Eur spa, utile 2023 a 15,2 milioni

La spa del Tesoro beneficia ancora una volta della spinta arrivata dal turismo congressuale capitolino

Eur spa chiude il 2023 con una crescita dell’utile a 15,2 milioni di euro dopo il risultato positivo di 0,4 milioni del 2022 grazie alla spinta del settore congressuale che ha trainato il fatturato.

In particolare, la società (90% Ministero dell’Economia – 10% Roma Capitale), “registra un deciso aumento del fatturato che raggiunge i 42,7 milioni di euro contro 31,9 milioni di euro dell’esercizio 2022”. Un significativo balzo in avanti del fatturato, in forte crescita con +34% rispetto all’anno precedente, trainato in particolare dal settore congressuale “che fa registrare significativi risultati sul mercato nazionale ed europeo continuando a crescere nel 2023, tanto in termini di fatturato che di marginalità, segnando un record nel livello di giornate di occupazione delle strutture del sistema congressuale (La Nuvola e Palazzo dei Congressi) dalla data di entrata in esercizio del Roma Convention Center La Nuvola”.

L’Ebitda è salito +97% rispetto al 2022, il migliore dal 2016 mentre l’Ebit è in aumento di 6,4 milioni di euro rispetto al 2022, per la prima volta dal 2016 registra un valore positivo di 5,3 milioni di euro. Per la società il “2023 rappresenta il miglior esercizio gestionale per ricavi consuntivati e per risultato di conto economico, non solo dall’anno dell’ingresso in esercizio nel mercato dei congressi e dei grandi eventi internazionali del Roma Convention Center La Nuvola (2016), ma anche rispetto all’esercizio 2015, anno in cui il volume d’affari beneficiava ancora del fatturato degli immobili ceduti nell’ambito dell’Accordo di Ristrutturazione del debito e dal 2016 non più tra gli asset aziendali”.

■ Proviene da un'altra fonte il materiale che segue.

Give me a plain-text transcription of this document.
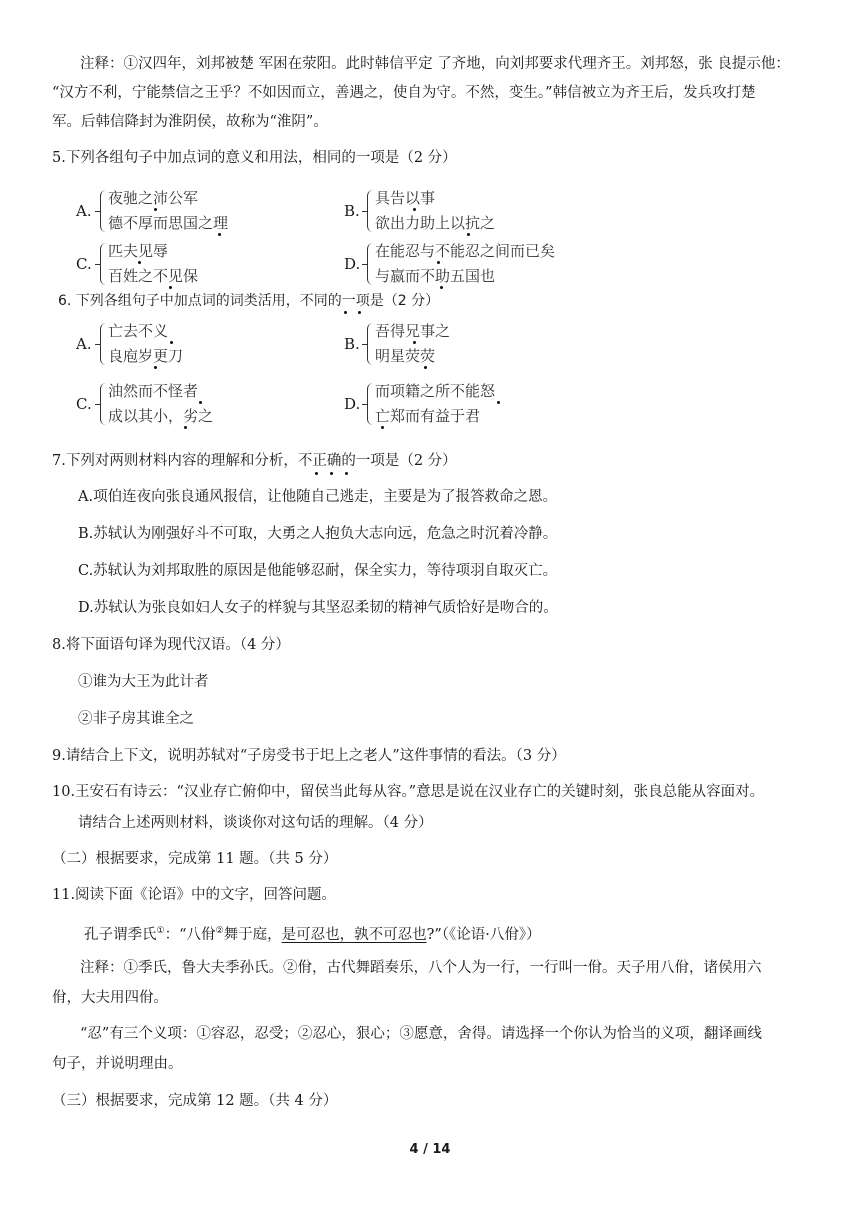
注释：①汉四年，刘邦被楚 军困在荥阳。此时韩信平定 了齐地，向刘邦要求代理齐王。刘邦怒，张 良提示他：
“汉方不利，宁能禁信之王乎？不如因而立，善遇之，使自为守。不然，变生。”韩信被立为齐王后，发兵攻打楚
军。后韩信降封为淮阴侯，故称为“淮阴”。
5.下列各组句子中加点词的意义和用法，相同的一项是（2 分）
A.
夜驰之沛公军
德不厚而思国之理
B.
具告以事
欲出力助上以抗之
C.
匹夫见辱
百姓之不见保
D.
在能忍与不能忍之间而已矣
与嬴而不助五国也
6. 下列各组句子中加点词的词类活用，不同的一项是（2 分）
A.
亡去不义
良庖岁更刀
B.
吾得兄事之
明星荧荧
C.
油然而不怪者
成以其小，劣之
D.
而项籍之所不能怒
亡郑而有益于君
7.下列对两则材料内容的理解和分析，不正确的一项是（2 分）
A.项伯连夜向张良通风报信，让他随自己逃走，主要是为了报答救命之恩。
B.苏轼认为刚强好斗不可取，大勇之人抱负大志向远，危急之时沉着冷静。
C.苏轼认为刘邦取胜的原因是他能够忍耐，保全实力，等待项羽自取灭亡。
D.苏轼认为张良如妇人女子的样貌与其坚忍柔韧的精神气质恰好是吻合的。
8.将下面语句译为现代汉语。（4 分）
①谁为大王为此计者
②非子房其谁全之
9.请结合上下文，说明苏轼对“子房受书于圯上之老人”这件事情的看法。（3 分）
10.王安石有诗云：“汉业存亡俯仰中，留侯当此每从容。”意思是说在汉业存亡的关键时刻，张良总能从容面对。
请结合上述两则材料，谈谈你对这句话的理解。（4 分）
（二）根据要求，完成第 11 题。（共 5 分）
11.阅读下面《论语》中的文字，回答问题。
孔子谓季氏①：“八佾②舞于庭，是可忍也，孰不可忍也?”（《论语·八佾》）
注释：①季氏，鲁大夫季孙氏。②佾，古代舞蹈奏乐，八个人为一行，一行叫一佾。天子用八佾，诸侯用六
佾，大夫用四佾。
“忍”有三个义项：①容忍，忍受；②忍心，狠心；③愿意，舍得。请选择一个你认为恰当的义项，翻译画线
句子，并说明理由。
（三）根据要求，完成第 12 题。（共 4 分）
4 / 14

Il settore congressuale fa registrare una crescita del 85%, con ricavi per l’esercizio 2023 che si attestano a 19,4 milioni di euro, in ulteriore miglioramento rispetto a 10,5 milioni di euro dell’esercizio 2022, in virtù anche di un importante incremento della marginalità dovuta ad un’attenta gestione dei costi operativi pur in un quadro macroeconomico sfavorevole, e grazie all’aumento del volume dei servizi offerti.